Sixth, there is verification (v. 51). Proof. Independent corroboration. The official’s servants meet him on the way home and tell of the miracle — and even confirm the exact time when it took place. Recall that Jesus often told those healed (especially of serious illness) to go and seek verification from the priests. We know of one miraculous healing of a brain tumor in our area that was independently confirmed by multiple doctors. This is important because it ties us back to our first point. Expectation grows when there is a stream of confirmed miracles.

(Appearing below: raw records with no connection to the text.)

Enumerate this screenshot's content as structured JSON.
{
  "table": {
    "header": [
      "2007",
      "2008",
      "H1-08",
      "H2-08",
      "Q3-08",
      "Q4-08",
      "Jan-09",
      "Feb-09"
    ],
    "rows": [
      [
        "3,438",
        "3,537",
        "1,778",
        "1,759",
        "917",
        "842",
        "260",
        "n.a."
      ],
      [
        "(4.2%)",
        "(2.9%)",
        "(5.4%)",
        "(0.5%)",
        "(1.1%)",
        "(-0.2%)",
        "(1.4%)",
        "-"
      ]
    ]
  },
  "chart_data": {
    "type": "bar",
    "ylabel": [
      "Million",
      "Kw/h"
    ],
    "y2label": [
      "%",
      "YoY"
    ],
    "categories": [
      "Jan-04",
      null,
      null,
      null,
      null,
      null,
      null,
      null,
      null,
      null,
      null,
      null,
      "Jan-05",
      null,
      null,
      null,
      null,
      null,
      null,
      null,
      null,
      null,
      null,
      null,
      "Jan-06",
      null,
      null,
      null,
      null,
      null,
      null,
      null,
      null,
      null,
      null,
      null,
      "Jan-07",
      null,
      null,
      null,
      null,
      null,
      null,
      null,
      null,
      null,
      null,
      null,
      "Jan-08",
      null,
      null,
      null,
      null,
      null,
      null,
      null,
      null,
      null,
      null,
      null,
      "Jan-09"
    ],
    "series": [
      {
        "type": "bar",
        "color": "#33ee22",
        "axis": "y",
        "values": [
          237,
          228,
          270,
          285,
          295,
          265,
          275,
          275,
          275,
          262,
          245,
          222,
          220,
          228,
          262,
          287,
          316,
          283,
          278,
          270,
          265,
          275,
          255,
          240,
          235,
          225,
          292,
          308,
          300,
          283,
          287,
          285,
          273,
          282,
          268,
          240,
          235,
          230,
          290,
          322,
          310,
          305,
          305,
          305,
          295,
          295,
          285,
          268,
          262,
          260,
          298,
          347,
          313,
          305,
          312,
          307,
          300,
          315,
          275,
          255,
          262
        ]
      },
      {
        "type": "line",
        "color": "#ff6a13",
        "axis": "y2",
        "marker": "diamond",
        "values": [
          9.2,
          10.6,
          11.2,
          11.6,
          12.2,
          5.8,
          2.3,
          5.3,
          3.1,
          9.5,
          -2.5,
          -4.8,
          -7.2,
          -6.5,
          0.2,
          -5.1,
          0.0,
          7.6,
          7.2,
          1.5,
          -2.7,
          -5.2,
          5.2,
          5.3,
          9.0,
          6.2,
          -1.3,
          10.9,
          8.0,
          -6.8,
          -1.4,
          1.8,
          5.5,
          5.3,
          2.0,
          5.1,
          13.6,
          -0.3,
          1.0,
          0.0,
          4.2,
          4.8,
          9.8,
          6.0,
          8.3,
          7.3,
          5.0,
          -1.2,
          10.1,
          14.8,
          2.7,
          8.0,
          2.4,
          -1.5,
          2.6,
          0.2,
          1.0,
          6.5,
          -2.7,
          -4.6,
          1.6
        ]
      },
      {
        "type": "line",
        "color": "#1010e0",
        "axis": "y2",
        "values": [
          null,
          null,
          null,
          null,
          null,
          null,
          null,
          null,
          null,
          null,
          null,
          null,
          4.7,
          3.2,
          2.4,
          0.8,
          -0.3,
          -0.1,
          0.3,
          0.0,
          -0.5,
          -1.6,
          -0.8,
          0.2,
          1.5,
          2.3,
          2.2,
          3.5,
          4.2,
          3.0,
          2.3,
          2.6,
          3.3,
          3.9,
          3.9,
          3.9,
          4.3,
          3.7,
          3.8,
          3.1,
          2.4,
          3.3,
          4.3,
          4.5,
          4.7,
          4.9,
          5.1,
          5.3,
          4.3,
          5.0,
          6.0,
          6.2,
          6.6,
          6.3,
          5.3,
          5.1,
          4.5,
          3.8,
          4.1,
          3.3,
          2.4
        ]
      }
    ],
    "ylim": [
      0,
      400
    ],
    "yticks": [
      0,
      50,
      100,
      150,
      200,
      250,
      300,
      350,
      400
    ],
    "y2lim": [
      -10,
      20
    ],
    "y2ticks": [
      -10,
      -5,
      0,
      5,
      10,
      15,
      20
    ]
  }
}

Finally, there is a faith response (v. 53). Not only was the son healed, but the official and his whole household surrendered to Jesus. The miracle was a demonstration of Christ’s authority, love and grace. They could not help but believe.

I think this encounter is instructive for us when we pray for healing and deliverance. Perhaps there are some questions we should process before or while we pray:

  1. Have you come with expectation?
  2. Have you come with a need only Jesus can address?
  3. Are you willing to invite Jesus fully into your life to meet that need (and to address any root causes)?
  4. Will you fully accept (by faith) Jesus’ kingdom authority to meet your need?
  5. Will you leave the time of prayer looking for eventual proof of his power, love and grace?
  6. Will you respond in overall faith, surrendering to him in a covenant relationship?

If the answer to any of these questions is no or even hesitation, it may be best to deal with that first.

I hope this reflection on John 4:43-54 is a blessing to you. I further hope that King Jesus will demonstrate his power, love and grace to and through you!